Key predictors of mortality in profound hyponatremia beyond the correction rate
Koya Nagase, Takahiro Imaizumi, Atsushi Yamamori, Fumika N Nagase, Toshikazu Ozeki, Nobuhiro Nishibori, Takaya Ozeki, Hideaki Shimizu, Yoshiro Fujita, Kazuhiro Furuhashi, Tsuyoshi Watanabe, Shoichi MaruyamaAbstract
Background
Current guidelines for hyponatremia recommend slow sodium correction; however, recent large-scale observational studies have associated slow correction with increased mortality. The association between correction rate and mortality can be influenced by numerous factors, including comorbidities, overall condition, and treatment interventions, but this complex interplay remains unclear.
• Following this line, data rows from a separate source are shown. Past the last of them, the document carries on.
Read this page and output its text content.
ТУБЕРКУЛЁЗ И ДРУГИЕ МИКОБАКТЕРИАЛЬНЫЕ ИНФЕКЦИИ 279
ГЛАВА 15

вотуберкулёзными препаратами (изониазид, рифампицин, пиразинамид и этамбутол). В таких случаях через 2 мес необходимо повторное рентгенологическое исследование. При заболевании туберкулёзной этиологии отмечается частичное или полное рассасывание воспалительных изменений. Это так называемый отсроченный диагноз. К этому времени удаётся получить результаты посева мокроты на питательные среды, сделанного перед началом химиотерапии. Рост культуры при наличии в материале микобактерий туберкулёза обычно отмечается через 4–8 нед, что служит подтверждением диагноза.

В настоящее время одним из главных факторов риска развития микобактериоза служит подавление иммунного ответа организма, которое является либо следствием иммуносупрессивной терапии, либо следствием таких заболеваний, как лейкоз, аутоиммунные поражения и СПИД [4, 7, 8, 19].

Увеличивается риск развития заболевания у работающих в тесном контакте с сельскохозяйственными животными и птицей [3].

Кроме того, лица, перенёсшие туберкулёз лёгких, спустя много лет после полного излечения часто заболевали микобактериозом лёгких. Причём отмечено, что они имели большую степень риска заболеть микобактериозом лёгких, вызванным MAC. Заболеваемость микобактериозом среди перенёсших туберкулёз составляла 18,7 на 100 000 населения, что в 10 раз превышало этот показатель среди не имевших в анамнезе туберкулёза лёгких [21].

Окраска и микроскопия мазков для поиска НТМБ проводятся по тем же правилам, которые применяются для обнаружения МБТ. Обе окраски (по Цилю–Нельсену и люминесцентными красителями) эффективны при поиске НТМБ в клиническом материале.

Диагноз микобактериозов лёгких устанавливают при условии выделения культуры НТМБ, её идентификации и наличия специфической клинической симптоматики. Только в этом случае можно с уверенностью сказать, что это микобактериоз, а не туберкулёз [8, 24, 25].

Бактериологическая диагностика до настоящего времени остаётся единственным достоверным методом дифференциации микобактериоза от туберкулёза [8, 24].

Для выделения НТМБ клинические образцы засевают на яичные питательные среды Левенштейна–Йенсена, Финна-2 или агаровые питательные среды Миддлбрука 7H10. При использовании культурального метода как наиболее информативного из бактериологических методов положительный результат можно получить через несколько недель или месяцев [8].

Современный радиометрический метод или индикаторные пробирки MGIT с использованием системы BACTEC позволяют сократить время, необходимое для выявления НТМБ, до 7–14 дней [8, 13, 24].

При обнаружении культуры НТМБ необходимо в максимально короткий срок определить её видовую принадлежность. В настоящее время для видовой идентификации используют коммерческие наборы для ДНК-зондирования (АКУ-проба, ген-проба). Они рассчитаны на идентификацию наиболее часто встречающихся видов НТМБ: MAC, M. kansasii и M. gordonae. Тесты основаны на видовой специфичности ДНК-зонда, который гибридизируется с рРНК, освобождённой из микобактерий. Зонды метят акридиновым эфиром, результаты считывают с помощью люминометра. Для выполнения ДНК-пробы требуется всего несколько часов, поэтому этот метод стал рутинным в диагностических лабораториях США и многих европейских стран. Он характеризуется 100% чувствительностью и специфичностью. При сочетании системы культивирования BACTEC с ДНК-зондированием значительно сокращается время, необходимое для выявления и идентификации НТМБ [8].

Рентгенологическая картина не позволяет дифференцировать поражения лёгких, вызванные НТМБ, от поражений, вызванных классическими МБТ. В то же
We aimed to clarify this association by developing interpretable machine learning models using detailed clinical features.
Methods
We included 546 patients with serum sodium ≤120 mEq/L, collected clinical features through chart review, and developed four machine learning models to predict in-hospital mortality. The best-performing model, selected by the area under the receiver operating characteristic curve (ROC-AUC), was interpreted using SHapley Additive exPlanations (SHAP) to quantify each feature’s contribution to mortality prediction.
Results
In-hospital mortality was 18%. The random forest model demonstrated the best predictive performance (ROC-AUC = 0.907; 95% CI, 0.832–0.965). SHAP analysis revealed that the most influential predictors were baseline characteristics reflecting underlying illness severity: serum albumin, C-reactive protein, Charlson Comorbidity Index, and metastatic malignancy; their predictive effects were consistent across correction rates. Among treatment-related features, intravenous fluid choice and sodium monitoring frequency had a greater predictive impact than correction rate. Although slower correction was associated with higher mortality, the correction rate ranked 14th among all 59 features in predictive importance.
Conclusions
In profound hyponatremia, multiple key predictors of mortality exist beyond the correction rate. These findings suggest that the observed association between slow correction and higher mortality may not be causal but rather an epiphenomenon driven by underlying illness severity and treatment intensity.